Cuckoo Filter Insert #
Since cuckoo hashing may require recalculation on insertion, the original element would have to be present. Since space must be saved, the recalculation must be based solely on the fingerprint.
The hash functions are:
\[h1(x) = hash(x)\] \[h2(x) = h1(x) \oplus hash(fingerprint of x)\]
Since the fingerprint is stored in the filter, the index of the other bucket can be calculated from the index of the current bucket ( \(h_1\) or \(h_2\) ) and the fingerprint. This is a property of \(\oplus\) (XOR).

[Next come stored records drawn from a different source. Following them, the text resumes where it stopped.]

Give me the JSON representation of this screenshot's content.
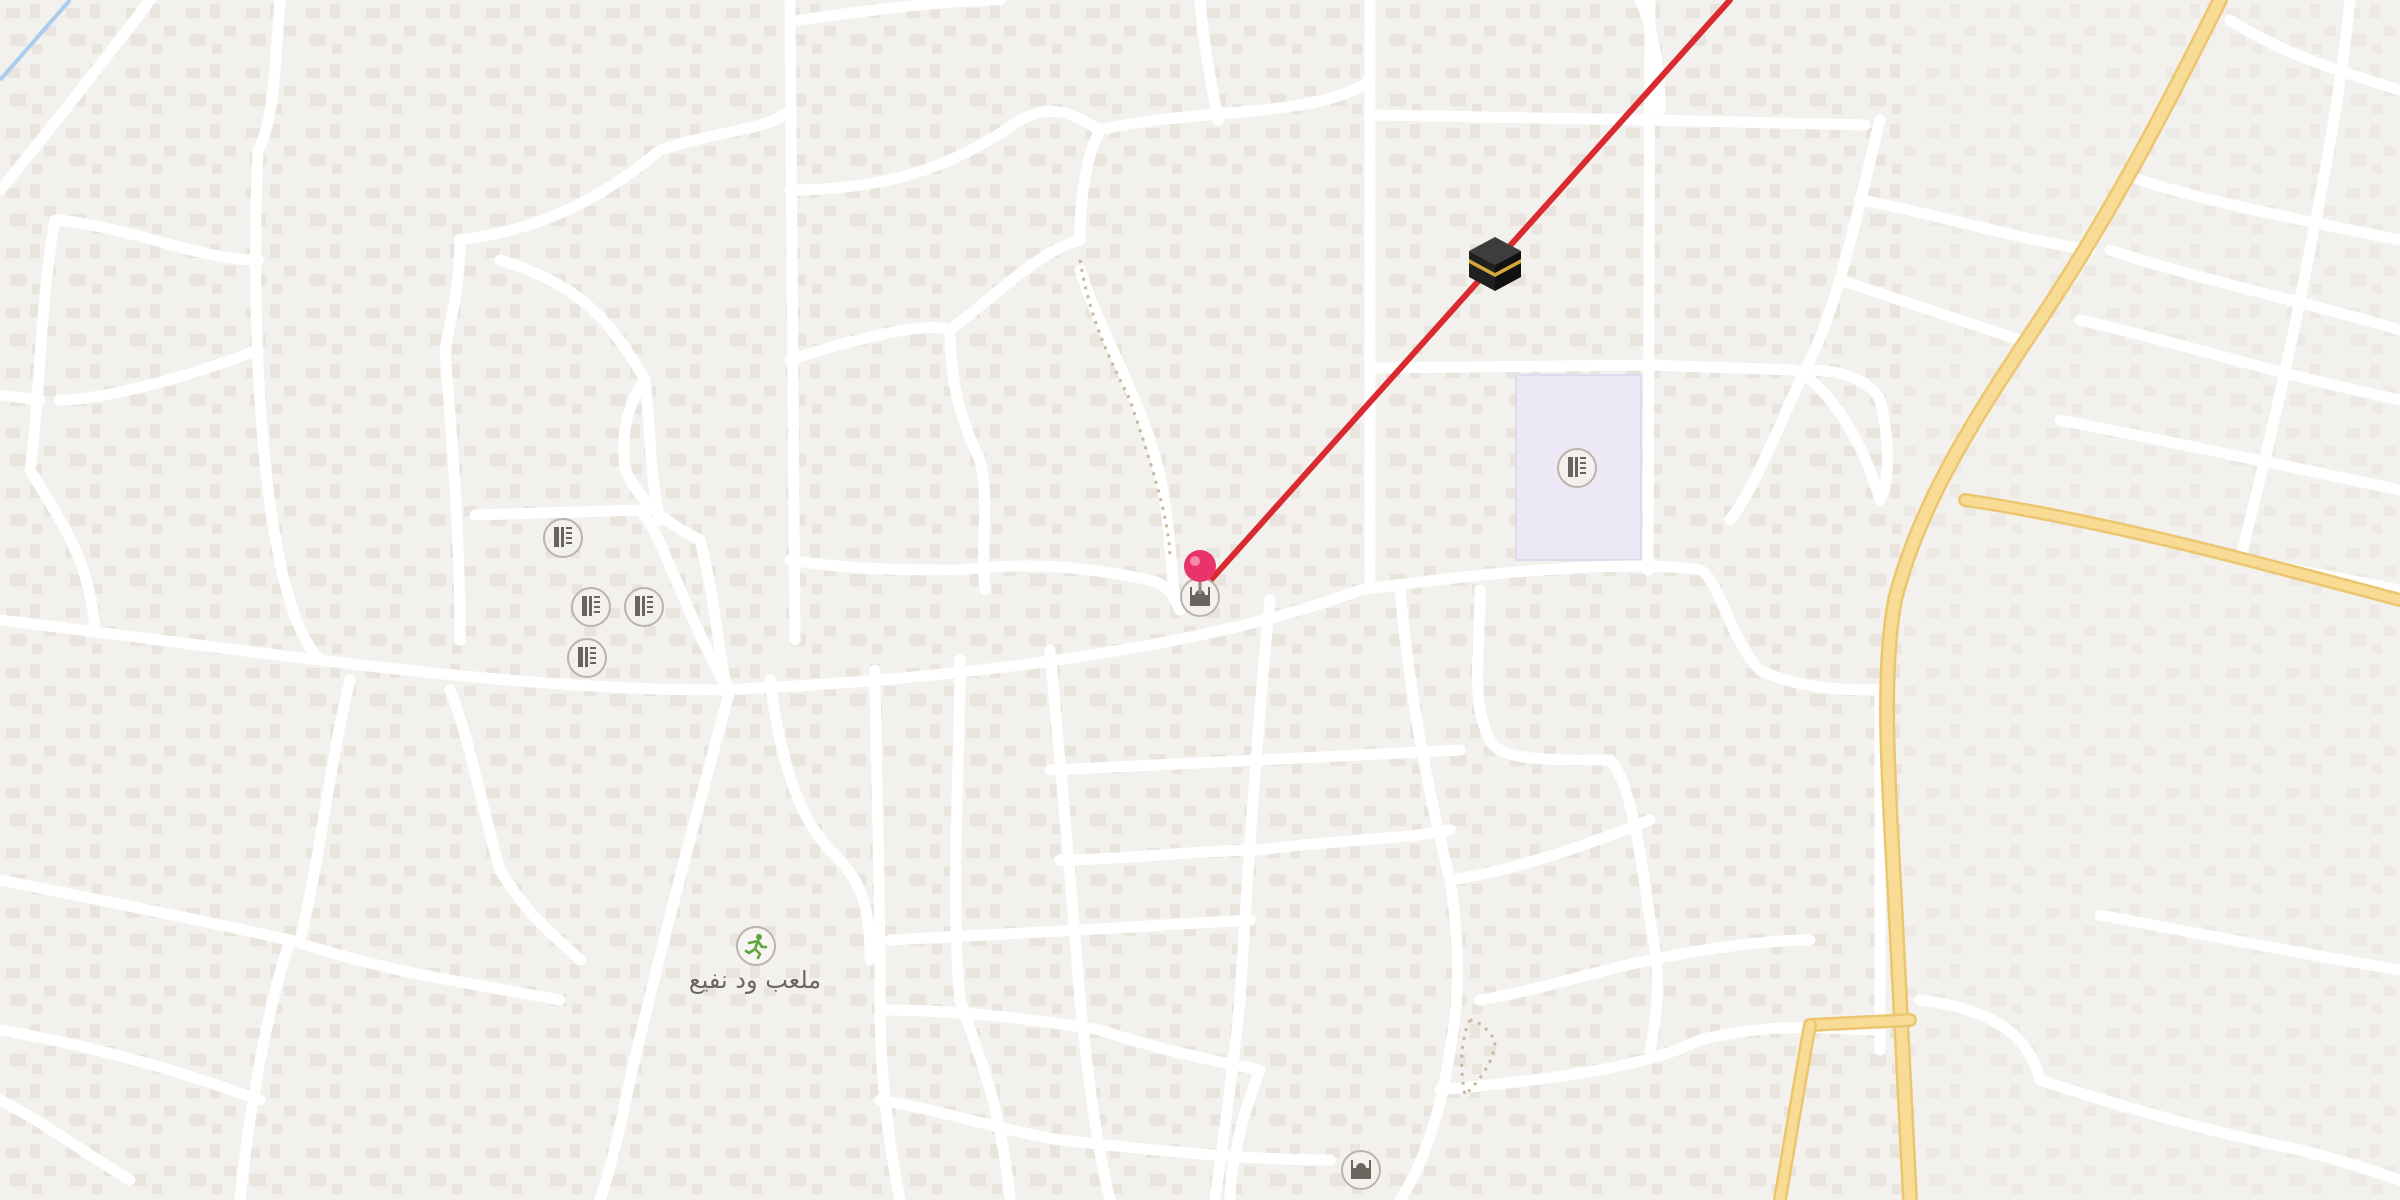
{
  "map": {
    "type": "street-map",
    "colors": {
      "land": "#f3f1ee",
      "road": "#ffffff",
      "road_edge": "#e2ded8",
      "major_road": "#f8dc96",
      "major_road_edge": "#ecc66e",
      "building": "#e9e3dc",
      "route_line": "#d92b2f",
      "school_area": "#ece8f6",
      "pin": "#e8336b",
      "water": "#a9cdef"
    },
    "labels": {
      "playground": "ملعب ود نفيع"
    },
    "pois": [
      {
        "id": "poi-school-1",
        "icon": "school-icon"
      },
      {
        "id": "poi-school-2",
        "icon": "school-icon"
      },
      {
        "id": "poi-school-3",
        "icon": "school-icon"
      },
      {
        "id": "poi-school-4",
        "icon": "school-icon"
      },
      {
        "id": "poi-school-5",
        "icon": "school-icon"
      },
      {
        "id": "poi-mosque-1",
        "icon": "mosque-icon"
      },
      {
        "id": "poi-mosque-2",
        "icon": "mosque-icon"
      },
      {
        "id": "poi-sports",
        "icon": "running-person-icon"
      },
      {
        "id": "poi-kaaba",
        "icon": "kaaba-icon"
      },
      {
        "id": "dropped-pin",
        "icon": "pin-icon"
      }
    ]
  }
}
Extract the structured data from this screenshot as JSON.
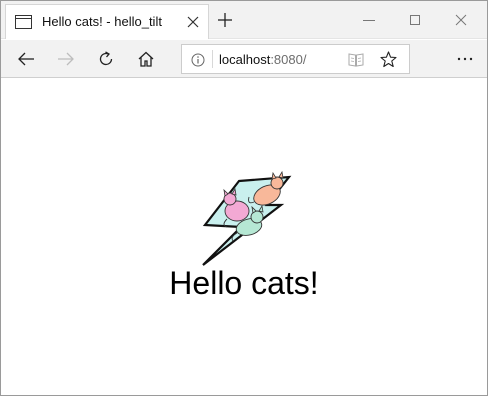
{
  "tab": {
    "title": "Hello cats! - hello_tilt"
  },
  "address_bar": {
    "host": "localhost",
    "rest": ":8080/"
  },
  "page": {
    "heading": "Hello cats!"
  },
  "icons": {
    "tab": "page-icon",
    "close_tab": "close-icon",
    "new_tab": "plus-icon",
    "minimize": "minimize-icon",
    "maximize": "maximize-icon",
    "close_window": "close-icon",
    "back": "back-arrow-icon",
    "forward": "forward-arrow-icon",
    "refresh": "refresh-icon",
    "home": "home-icon",
    "site_info": "info-icon",
    "reading_view": "book-icon",
    "favorite": "star-icon",
    "more": "more-icon",
    "logo": "cats-lightning-logo"
  },
  "colors": {
    "chrome_bg": "#f2f2f2",
    "forward_disabled": "#bdbdbd",
    "lightning_fill": "#c9f0ee",
    "cat_orange": "#f8b89a",
    "cat_pink": "#f3a9d4",
    "cat_mint": "#b6e8d4"
  }
}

The pseudocode looks like this:
fingerprint = fingerprint(x); bucket_index1 = hash(x); bucket_index2 = bucket_index1 XOR hash(fingerprint); if bucket[bucket_index1] or bucket[bucket_index2] == empty then add fingerprint to this bucket; return Done; // Relocation if no bucket fits bucket_index = randomly pick bucket_index1 or bucket_index2 ; for n = 0; n < MaxNumKicks; n++ do swap fingerprint of x and the fingerprint stored in bucket; bucket_index = bucket_index XOR hash(fingerprint_swapped_fingerprint); if bucket[bucket_index] has an empty entry then add fingerprint to bucket[bucket_index]; return Done; // Hashtable is full return Failure;
Cuckoo Filter Delete #
Deletion is possible in this filter. The two indices are calculated. If one of the buckets contains the fingerprint, it can be deleted.
Cuckoo Filter Lookup #
The two indices are calculated. If one of the buckets contains the fingerprint, the filter contains the element.